No puede pesar más de cuarenta kilos, aunque sentada casi es tan alta como yo, o lo sería si no estuviese encorvada. La verdad es que me recuerda ligeramente al Señor Burns. No viste mal para un catalogo de ropa de señora mayor, pero su vestimenta en tonos beige, con falda hasta las rodillas en tela gruesa y la camisa, más rebeca, en este tiempo de verano parece una temeridad.

Me está sonriendo, me mira fijamente, es una sonrisa casi infantil.

— Qué bien estamos aquí juntitos eh, Felix.

— Sí, supongo.

No sé con quién me confunde esta señora pero pienso hacerme el loco hasta que se vaya. Ya llegará alguien que la reclame.

— Han dejado muy bonita esta parte de Bilbao. Yo vengo mucho.

— Yo no, la verdad.

— Como que no, Felix, si nos encanta pasear por aquí.

— Señora, yo no me llamo Felix.

— Anda, deja de decir tonterías, que cosas tienes. ¿No te acuerdas de ese árbol y de cómo nos gusta tumbarnos?

— No sé de qué me está hablando. ¿No acaba de decir que esta zona acaba de ser reformada? Como va a ser ese árbol en el que… Mejor déjelo.

— Pero si ése árbol siempre ha estado aquí en Coria.

— ¿Coria?

— Qué felices hemos sido siempre. ¿Algún día me darás hijos verdad?

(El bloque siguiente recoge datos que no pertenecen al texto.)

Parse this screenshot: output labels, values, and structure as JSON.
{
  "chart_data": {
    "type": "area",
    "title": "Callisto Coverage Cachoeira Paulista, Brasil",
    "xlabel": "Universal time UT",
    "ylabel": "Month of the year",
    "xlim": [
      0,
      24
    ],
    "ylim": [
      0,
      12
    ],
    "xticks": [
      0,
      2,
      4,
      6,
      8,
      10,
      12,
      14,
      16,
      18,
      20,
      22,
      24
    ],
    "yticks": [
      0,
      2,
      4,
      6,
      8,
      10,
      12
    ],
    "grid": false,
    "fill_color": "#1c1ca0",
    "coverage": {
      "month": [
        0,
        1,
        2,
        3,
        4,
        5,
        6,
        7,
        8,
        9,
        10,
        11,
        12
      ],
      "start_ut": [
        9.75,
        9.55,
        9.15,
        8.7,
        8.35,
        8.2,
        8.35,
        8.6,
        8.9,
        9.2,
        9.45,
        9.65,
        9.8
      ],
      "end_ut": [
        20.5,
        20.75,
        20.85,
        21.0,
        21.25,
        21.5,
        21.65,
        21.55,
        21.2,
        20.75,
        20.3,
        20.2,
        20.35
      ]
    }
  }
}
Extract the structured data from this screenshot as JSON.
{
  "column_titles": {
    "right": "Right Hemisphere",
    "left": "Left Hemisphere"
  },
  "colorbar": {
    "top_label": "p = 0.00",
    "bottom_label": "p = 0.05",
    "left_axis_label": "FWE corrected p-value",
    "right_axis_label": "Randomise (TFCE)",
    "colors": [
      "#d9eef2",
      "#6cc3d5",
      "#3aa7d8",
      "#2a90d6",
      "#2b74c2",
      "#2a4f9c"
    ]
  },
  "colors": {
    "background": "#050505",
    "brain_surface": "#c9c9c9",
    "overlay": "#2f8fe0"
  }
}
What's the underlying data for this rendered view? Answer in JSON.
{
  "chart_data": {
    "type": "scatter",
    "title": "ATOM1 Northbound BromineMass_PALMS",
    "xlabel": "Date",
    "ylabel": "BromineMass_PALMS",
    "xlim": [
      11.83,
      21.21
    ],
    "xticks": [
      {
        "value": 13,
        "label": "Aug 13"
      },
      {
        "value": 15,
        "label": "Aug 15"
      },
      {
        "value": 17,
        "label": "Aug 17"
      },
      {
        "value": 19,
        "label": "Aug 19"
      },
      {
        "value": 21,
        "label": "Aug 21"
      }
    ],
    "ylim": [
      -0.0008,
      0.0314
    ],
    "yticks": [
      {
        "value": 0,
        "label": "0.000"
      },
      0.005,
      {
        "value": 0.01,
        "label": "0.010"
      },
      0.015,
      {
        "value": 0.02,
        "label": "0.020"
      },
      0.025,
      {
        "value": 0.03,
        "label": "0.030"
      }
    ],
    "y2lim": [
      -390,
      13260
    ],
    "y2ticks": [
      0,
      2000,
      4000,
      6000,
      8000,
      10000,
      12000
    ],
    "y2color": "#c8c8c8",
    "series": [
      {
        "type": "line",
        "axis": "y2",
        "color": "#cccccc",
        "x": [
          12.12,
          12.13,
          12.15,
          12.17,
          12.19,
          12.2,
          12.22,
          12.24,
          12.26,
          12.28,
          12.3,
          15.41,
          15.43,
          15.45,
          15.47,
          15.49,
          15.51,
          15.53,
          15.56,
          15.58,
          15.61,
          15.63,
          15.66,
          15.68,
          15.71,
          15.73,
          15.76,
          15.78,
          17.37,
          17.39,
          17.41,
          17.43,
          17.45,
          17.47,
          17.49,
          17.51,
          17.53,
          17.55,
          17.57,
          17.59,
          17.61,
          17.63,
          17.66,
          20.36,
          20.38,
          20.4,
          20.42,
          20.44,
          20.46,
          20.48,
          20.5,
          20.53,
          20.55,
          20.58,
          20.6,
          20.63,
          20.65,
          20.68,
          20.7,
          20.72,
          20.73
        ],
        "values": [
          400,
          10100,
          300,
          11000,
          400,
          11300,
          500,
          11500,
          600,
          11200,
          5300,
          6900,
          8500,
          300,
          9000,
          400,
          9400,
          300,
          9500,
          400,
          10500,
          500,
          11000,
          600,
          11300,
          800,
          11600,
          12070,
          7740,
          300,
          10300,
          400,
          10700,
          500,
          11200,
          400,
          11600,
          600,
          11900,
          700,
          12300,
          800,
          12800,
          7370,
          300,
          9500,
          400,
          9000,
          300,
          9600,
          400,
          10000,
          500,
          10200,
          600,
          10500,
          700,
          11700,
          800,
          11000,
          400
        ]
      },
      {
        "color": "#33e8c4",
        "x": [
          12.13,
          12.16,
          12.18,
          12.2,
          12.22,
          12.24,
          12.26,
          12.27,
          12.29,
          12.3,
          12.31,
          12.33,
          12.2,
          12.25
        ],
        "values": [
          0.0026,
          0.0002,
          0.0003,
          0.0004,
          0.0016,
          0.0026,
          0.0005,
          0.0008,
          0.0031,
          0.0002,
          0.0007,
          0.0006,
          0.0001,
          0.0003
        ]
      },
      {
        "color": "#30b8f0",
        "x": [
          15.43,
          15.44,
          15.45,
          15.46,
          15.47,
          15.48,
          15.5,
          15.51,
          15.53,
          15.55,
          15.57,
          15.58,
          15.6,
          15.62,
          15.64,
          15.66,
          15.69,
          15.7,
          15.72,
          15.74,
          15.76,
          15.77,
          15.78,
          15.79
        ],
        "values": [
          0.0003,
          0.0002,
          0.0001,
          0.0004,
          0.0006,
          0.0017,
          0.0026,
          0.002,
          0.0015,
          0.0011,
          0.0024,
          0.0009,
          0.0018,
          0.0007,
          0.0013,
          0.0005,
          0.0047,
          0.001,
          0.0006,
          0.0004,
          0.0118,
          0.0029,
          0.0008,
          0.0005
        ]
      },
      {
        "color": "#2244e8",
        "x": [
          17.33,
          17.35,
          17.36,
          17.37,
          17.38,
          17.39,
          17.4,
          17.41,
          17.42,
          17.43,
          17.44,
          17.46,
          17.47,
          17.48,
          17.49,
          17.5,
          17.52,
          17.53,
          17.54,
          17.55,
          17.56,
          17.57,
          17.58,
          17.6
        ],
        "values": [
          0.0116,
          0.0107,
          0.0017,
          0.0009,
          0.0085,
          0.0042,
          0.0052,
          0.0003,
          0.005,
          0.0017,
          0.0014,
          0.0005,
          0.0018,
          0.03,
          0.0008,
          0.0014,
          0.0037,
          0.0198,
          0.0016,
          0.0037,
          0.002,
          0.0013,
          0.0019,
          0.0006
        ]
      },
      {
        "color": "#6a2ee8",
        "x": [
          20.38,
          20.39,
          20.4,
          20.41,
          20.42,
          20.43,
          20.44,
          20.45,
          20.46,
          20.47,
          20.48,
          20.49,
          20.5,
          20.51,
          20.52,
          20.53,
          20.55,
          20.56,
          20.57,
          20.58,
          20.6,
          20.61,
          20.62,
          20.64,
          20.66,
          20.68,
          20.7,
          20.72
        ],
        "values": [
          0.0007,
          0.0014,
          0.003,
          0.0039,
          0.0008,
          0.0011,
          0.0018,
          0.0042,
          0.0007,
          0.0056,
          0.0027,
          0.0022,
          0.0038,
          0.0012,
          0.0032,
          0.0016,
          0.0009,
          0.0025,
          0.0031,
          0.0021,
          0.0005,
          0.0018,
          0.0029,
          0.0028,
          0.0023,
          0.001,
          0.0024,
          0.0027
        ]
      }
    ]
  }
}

— No creo yo que usted pueda…

— No me vengas con excusas, hombre. ¿Es que ya no me deseas?

— Ahora que lo dice, creo que está más el problema ahí que en el tema de la biología interna.

— Sé que lo dices de broma porque nos queremos tanto como es posible.

Para mi sorpresa avanzó posiciones en el banco. Todo sonrisa y dedicación. Por un momento me recordó a mi sobrina de cinco años, que sin saber nada de la vida, aseguraba a todo el que le preguntase, que mi versión adolescente de la época era su más íntimo amante. Estábamos destinados a los anillos y las arras.

Fue muy sutil, muy rápido y nada abrupto. En un instante toda aquella incomodidad se convirtió en cercanía. Ella a pesar de haberse movido en el asiento, se mantenía a un palmo aún de mí, me miraba con orgullo y cariño. En su mirada estaban encerradas la amiga, la amante, la madre y la abuela.

Sonó otra vez el teléfono de empresa pero por una vez no lo cogí, mientras me mantenía enganchado a ese rostro afectivo. Solo una voz externa pudo arrancarnos del momento. Una mujer redonda en el más esférico sentido de la palabra, pecosa y de pelo corto, casi tan mayor como mi acompañante, vestida con un batín de servicio se acercaba a nosotros.

— Jefa, que hace aquí, que tenemos la mesa preparada en casa.

— Antonia, yo me quiero ir a Coria.

— Claro que si señora, primero comemos y luego nos vamos en un paseo a Coria.

— No Antonia, vámonos ahora.

La magia se había roto, Felix, mi alter ego se había esfumado y Coria ya era un destino soñado y no nuestra realidad. Tras la disculpa innecesaria de Antonia, como un punto y su «i», se fueron caminando por la Gran Vía, no se adonde.

Los «tengos» se habían convertido en «quieros» en mi cabeza. Debía hacer una llamada, pero antes, no pude evitar lanzar la frase al aire cálido de la ciudad.

— Ay jefa, yo también me quiero ir a Coria.